It’s hard to believe that it’s been two weeks since I returned home from my residency at the Art Farm. When I first arrived, I held on to that fierce feeling of being alive that I had gained. I felt like I was listening better, enjoying people more, laughing more genuinely and seeing things more clearly than before. That lasted a couple of days — and then I felt weighted, heavy, lonely, puttering around the city and half-heartedly trying to catch up at work after a month away.

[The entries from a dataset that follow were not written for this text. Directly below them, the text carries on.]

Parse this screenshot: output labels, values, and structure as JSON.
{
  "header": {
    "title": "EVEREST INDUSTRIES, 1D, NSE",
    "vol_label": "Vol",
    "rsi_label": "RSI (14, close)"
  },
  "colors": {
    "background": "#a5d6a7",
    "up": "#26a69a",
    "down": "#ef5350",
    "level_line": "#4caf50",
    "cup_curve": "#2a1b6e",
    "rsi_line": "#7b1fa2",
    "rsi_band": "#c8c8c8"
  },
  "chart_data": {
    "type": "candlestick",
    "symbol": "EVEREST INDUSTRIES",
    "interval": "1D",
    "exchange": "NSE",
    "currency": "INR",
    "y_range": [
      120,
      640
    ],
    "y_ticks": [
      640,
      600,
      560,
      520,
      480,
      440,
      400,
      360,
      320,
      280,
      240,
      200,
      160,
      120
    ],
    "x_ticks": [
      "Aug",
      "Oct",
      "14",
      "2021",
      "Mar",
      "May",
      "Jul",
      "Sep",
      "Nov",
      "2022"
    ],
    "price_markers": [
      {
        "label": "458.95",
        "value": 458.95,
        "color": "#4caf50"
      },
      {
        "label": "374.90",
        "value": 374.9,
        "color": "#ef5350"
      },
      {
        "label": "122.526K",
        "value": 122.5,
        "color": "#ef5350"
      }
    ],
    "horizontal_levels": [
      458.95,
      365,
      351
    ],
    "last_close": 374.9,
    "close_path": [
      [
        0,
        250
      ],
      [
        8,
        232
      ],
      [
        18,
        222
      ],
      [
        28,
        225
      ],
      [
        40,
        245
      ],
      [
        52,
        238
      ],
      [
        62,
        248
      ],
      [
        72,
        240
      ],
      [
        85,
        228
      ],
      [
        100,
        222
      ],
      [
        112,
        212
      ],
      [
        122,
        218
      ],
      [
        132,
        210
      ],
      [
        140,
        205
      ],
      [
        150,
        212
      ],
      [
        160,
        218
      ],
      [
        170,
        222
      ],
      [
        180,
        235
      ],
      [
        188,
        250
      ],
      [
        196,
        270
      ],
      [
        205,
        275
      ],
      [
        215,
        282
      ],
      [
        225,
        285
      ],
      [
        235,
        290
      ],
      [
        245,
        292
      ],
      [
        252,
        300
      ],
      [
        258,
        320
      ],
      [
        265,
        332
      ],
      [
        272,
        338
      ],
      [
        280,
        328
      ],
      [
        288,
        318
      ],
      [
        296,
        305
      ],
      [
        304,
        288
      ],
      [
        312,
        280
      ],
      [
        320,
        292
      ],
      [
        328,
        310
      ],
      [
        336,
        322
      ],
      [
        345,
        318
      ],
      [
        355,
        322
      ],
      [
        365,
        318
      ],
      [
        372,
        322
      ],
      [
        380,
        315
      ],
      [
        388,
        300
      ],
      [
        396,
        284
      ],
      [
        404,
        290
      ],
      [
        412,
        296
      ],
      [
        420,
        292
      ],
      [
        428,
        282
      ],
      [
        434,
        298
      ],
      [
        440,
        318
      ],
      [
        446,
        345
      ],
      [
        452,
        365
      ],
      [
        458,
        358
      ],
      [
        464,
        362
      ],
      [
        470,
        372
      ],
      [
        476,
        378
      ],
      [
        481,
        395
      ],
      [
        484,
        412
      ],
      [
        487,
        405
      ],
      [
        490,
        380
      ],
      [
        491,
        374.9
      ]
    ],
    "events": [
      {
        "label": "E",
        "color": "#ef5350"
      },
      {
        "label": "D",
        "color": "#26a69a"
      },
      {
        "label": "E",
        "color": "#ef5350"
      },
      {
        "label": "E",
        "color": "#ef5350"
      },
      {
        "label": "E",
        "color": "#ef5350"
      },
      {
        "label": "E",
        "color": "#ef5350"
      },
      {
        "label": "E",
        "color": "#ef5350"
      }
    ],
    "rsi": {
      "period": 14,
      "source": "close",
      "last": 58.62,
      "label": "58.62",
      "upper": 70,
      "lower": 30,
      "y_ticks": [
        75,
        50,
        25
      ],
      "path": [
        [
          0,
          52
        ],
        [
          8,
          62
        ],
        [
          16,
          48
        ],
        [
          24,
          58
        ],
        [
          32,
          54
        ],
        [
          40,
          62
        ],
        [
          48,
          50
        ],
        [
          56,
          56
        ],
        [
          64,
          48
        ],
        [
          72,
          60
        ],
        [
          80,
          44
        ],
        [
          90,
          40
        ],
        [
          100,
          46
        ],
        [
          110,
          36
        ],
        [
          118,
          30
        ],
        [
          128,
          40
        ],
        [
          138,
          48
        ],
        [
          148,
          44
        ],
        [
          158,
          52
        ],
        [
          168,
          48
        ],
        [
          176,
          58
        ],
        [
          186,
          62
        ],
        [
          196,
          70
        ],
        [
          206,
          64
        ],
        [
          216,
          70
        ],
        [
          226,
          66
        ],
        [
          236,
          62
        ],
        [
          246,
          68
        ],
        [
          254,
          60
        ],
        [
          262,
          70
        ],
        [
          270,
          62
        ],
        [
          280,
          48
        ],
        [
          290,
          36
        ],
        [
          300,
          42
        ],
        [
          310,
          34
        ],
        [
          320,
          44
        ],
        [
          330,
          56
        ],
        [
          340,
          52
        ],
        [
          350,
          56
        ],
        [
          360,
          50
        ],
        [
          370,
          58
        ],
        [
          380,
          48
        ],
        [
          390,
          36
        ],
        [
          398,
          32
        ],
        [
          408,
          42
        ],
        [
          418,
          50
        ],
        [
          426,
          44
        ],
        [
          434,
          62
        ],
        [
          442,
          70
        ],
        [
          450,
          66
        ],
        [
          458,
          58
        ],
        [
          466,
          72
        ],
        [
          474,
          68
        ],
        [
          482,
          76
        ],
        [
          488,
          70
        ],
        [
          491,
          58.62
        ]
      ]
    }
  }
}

I didn’t paint at all — until yesterday. And I felt guilty about that. At the same time, I was missing the hours in the studio. I was both nostalgic for the long chunks of time I devoted to art on the farm and yet totally unmotivated to pick up a brush. Even my journal entries became boring and whiny.
Talking to the other residents has helped. Selina said she hasn’t had much time to be creative. Some of the girls reported feeling tired as well. And then I read Carmella’s entry about “Getting over Guilt” on her blog http://www.therestlesswriter.com. She wrote “. . . all along, I was giving myself an internal verbal beat down. You should be writing. Those pieces need editing. Why aren’t you sending work out? You’re never going to be a writer at this rate. I don’t want guilt to be a constant part of my psyche.”
And I agree. We artists are fragile in so many ways, despite our attempts to go out and conquer. We have to be gentle to ourselves — and that’s a big challenge for me.
Guilt and fear should be replaced by brighter things — love, passion, creativity, integrity, light.
Van Gogh wrote in a letter to his brother ” . . . it certainly is true that it is better to be high-spirited, even though one makes more mistakes, then to be narrow-minded and over prudent. It is good to love many things, for therein lies true strength; whosoever loves much, performs and can accomplish much, and what is done in love is well done.”